The following tactics will help in designing a PKM system;
- Clarify any information needs for each situation. Information needs vary according to the type of decisions, the type of projects and a person's role in the project. By understanding your goals, priorities, and critical decisions, you can focus your efforts regarding what information you need.
- Identify critical questions to be answered before (as well as during) an information search. This will provide a framework to filter, sort, store, and further investigate information. A clearer understanding of what is needed will result in more effective searching and processing.
- Develop a strategy. Identify potential sources, such as books, articles, Web sites and databases as well as common keywords that describe the concepts you are researching. Use the advanced capabilities of Google. Try out a new search engine called chacha (www.chacha.com). Chacha works similar to Google but after it completes a search, the user has an option to have a live chat with a guide who can further assist in searching for information.
- Develop and access a network.

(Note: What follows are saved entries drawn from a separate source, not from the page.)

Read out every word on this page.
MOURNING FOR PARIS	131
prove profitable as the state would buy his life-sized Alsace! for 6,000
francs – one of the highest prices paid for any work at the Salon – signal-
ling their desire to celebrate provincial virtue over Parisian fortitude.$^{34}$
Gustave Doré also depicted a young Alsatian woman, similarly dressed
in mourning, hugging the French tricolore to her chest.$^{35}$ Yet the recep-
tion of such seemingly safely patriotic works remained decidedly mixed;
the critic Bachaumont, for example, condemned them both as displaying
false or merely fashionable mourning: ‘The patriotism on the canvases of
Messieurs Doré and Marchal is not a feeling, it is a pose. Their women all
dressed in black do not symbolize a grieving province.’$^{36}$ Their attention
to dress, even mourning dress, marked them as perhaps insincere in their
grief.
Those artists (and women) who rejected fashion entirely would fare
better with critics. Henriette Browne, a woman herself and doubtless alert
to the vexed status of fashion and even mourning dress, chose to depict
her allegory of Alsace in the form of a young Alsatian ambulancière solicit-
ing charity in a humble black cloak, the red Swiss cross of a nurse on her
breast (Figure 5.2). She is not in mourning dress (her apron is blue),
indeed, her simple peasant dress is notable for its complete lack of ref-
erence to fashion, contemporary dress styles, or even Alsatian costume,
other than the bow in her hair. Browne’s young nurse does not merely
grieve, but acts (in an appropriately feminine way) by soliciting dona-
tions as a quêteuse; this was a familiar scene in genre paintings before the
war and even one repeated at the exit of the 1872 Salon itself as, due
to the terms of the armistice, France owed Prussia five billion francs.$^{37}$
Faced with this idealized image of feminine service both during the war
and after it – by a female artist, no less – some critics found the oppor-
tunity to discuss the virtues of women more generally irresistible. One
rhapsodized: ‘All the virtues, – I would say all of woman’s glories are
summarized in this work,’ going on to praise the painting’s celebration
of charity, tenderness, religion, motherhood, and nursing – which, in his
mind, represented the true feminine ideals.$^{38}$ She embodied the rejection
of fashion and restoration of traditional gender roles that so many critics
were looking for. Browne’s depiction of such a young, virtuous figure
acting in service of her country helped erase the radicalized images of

This may include key people in the organization or people networked via the internet through software such as LinkedIn (www.linkedin.com).
- Identify "push" vs. "pull" information. "Push" information includes items sent without request; for example, email, whereas, "pull" information includes items that are a result of searching usually on the internet. To better manage information overload, clarify what information is needed to be "pushed" and what information is needed to be "pulled". Use filters to pre-sort incoming mail and selectively participate in bulletin boards, listservs and chat rooms.
- Use meaningful names and abbreviations to sort data. These names need to be recognizable a few months later. Make names brief and stay consistent when using name abbreviations and file extensions.
- Use the Organizational Rule of Four.
- FOR NOW - Read incoming information immediately and decide if it's important.
- FOR LATER - If the information is important then file it appropriately.
- FOR EVER - Backup crucial information on a thumb drive and hard drive.
- FORGET - Delete wherever possible. Hold on to what is interesting and discard the rest.
- Review information periodically. If information is not used within a specific time limit, then don't keep it.
- Bookmark when surfing the internet. Use any one of the following bookmarks:
www.blinklist.com, www.co.mments.com, www.del.icio.us, www.digg.com, www.fark.com, www.furl.com, www.reddit.com, www.smarkling.com, www.spurl.com, www.yahoomyweb.com, www.newsvine.com. - Practice email etiquette.
- Don't check email all the time. Keep it to once in the morning and once in the afternoon.
- Don't let email interrupt projects, phone calls and conversations.
- Turn off the feature that notifies every time an email message is received.
- Don't use "reply to all" when responding to email. Send follow-up messages only to those people who will actually benefit from the reply.
- Write informative subject lines for your email messages.
- Create a special email address for personal messages and newsletters and check this account once a day.
- Keep emails short and to the point.
- Maintain proper spelling, grammar and sentence structure.
- Never write an email when upset. Emails are forever.
Dealing with information overload is not a new concept. In T.S. Eliot's 1915 poem Choruses from "The Rock", he said:
"Where is the Life we have lost in living? Where is the wisdom we have lost in knowledge? Where is the knowledge we have lost in information? Where is the information we have lost in data?"
As it was in the past and as it will continue to be for many years to come, knowledge gained from accessible information by any available means (human or otherwise) will always be an important commodity.